I generally like NPVR, and I’ve been using it as my TV solution for about a year and a half. It does everything I need a PVR package to do, but it always felt a little bit rough around the edges to me. That’s probably because it’s developed largely by one person, and he can only do so much. It’s closed source, so no one else can contribute. I personally feel like the developer could have a much more robust package if he open-sourced it, but whatever. In the fall, he released a huge update to the program, and created a version for Linux.

After a couple false starts, I had the Linux version installed. The documentation for NPVR v5 is very sparse, and almost nonexistent for the Linux version. The web interface that’s now used to control the program seems to include fewer settings than the old set up, and the descriptions of the settings are very brief. This is something that could be vastly improved in an open source project. I’ll be researching to see if tvheadend can replace NPVR for me.

Yesterday, I recorded a bunch of shows. NPVR, and I assume most other PVR programs, record shows to a .ts file. I’m not sure what kind of encoding these files use, but it results in huge file sizes. A two hour-ish recording of the move Tangled resulted in a ~15GB file. That’s not a whole lot smaller than a similar-length Blu-Ray rip with multiple DTS and AC3 audio tracks. Handily, NPVR includes an option to automatically re-encode recordings after they finish. There is a choice between CPU and VAAPI (graphics card) encoding. Since I had the GPU set up for Jellyfin, I figured that would be the thing to use. I set it, and it didn’t work. I got some help from a rather brusque forum member. Turns out the developer omitted a line or two of code that is needed when selecting the VAAPI option. Again, something that probably wouldn’t happen in an open source project. So for now, VAAPI is useless. Additionally, either VAAPI sucks or my GPU (an RX480 4GB) does, because it can only process one of those .ts files at half speed, which means it takes 10 minutes to encode 5 minutes of video. I’m very disappointed because my RTX 2080 Super, which I know is a significantly better GPU, can plow through a 2 hour Blu-Ray rip in 20 minutes or so using NVENC. The CPU encoding option is much faster, at double speed, meaning a 5 minute video would take 2.5 minutes to encode. This uses 20 virtual cores though. I’ll have to see how it works with multiple simultaneous encoding jobs. I only have 32 cores to give, and the rest of the VMs need some too. For now though, I don’t have a choice.

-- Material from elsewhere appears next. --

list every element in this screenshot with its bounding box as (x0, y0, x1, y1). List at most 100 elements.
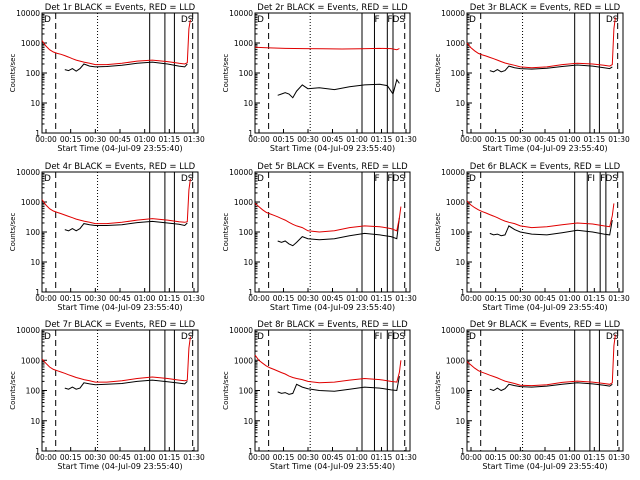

Another fly in the ointment is Jellyfin and its NPVR plugin, which allows Jellyfin to use NPVR as a backend for TV services. I had it going in a test when I was using the old PCI tuner, but since I set up and then removed the tuners on Jellyfin, I can’t get it working again. There’s an update to Jellyfin out that I’ll probably install next week, so we’ll see if that fixes it. That successful test also used an older version of NPVR, which might have something to do with it. I don’t want to use the old version though. Overall, I’m satisfied. I get TV on my TVs, so I guess I can’t complain too much.